- North American cover art
- Developers: NetherRealm Studios Other Ocean Interactive Code Mystics
- Publisher: Warner Bros. Interactive Entertainment
- Series: Mortal Kombat
- Engine: Unreal Engine 3
- Platforms: PlayStation 3, Xbox 360, Windows
- Release: PlayStation 3 August 30, 2011 Xbox 360 August 31, 2011 Windows February 1, 2012
- Genre: Fighting
- Modes: Single-player, multiplayer

= Mortal Kombat Arcade Kollection =

2011 video game compilation

Mortal Kombat Arcade Kollection is a 2011 video game compilation co-developed by NetherRealm Studios, Other Ocean Interactive and Code Mystics and published by Warner Bros.
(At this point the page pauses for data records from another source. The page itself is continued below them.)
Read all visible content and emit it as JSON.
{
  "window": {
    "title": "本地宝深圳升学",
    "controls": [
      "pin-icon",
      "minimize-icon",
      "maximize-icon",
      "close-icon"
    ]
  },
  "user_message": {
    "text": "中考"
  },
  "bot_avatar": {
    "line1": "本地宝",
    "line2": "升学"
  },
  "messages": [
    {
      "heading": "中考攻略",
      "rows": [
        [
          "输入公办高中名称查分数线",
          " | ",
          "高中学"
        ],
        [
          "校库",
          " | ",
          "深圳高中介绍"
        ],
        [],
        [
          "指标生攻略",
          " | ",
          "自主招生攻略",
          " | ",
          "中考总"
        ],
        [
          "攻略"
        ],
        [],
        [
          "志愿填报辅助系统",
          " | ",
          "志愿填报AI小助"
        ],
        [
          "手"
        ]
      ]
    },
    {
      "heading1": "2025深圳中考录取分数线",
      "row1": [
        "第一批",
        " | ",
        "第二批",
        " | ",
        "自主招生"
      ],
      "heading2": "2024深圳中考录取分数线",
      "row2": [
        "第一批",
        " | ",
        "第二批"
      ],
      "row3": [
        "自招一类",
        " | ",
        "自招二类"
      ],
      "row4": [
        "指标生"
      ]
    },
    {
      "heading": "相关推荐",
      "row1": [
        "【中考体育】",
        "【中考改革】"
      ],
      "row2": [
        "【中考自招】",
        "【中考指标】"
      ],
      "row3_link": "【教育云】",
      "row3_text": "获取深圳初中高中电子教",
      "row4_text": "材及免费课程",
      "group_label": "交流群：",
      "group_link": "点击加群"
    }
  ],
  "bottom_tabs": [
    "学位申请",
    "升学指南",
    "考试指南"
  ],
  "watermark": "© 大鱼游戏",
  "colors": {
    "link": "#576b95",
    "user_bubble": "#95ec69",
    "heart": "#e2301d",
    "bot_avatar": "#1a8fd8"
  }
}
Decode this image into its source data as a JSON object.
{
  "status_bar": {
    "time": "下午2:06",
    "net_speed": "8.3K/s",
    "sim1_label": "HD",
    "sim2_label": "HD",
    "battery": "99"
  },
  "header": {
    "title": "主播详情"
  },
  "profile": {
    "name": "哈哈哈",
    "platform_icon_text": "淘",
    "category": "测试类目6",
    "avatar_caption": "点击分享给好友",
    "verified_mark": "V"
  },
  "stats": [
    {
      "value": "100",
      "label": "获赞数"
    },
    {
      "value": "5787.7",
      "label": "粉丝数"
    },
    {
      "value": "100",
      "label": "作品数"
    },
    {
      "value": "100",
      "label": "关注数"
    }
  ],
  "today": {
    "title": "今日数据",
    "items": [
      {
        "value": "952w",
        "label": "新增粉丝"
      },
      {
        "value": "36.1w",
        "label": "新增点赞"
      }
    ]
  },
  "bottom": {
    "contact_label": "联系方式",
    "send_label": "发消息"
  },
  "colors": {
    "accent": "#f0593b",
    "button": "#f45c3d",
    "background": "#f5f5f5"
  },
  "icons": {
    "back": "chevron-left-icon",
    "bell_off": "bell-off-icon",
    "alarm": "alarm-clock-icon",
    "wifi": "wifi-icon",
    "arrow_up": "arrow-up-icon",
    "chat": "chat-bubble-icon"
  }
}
Games. It is a compilation of three classic 2D fighting games in the Mortal Kombat series. The game was created after an ambitious HD remake project titled Mortal Kombat HD Arcade Kollection was cancelled. Arcade Kollection was released as a downloadable title for PlayStation 3 (via PlayStation Network) and Xbox 360 (via Xbox Live Arcade) in August 2011, and for Microsoft Windows (via Steam) on February 1, 2012.

==Gameplay==
The game is a compilation of the first three Mortal Kombat games: Mortal Kombat (1992), Mortal Kombat II (1993) and Ultimate Mortal Kombat 3 (1995). Along with a few very minor changes to them, it features online multiplayer, pause menus, achievements, also making unlockable characters always available in online mode.

==Development==
The game was originally conceived as an HD remake of the early Mortal Kombat games, featuring remade character sprites, new backgrounds and new user interface system, before the scope of the project was changed. Known as Mortal Kombat HD Arcade Kollection, it was supposed to be made by Other Ocean Interactive, the studio that has created Ultimate Mortal Kombat for the Nintendo DS. This project was never even officially announced before it was canceled, and a simple compilation of original games was released instead, also created by Other Ocean.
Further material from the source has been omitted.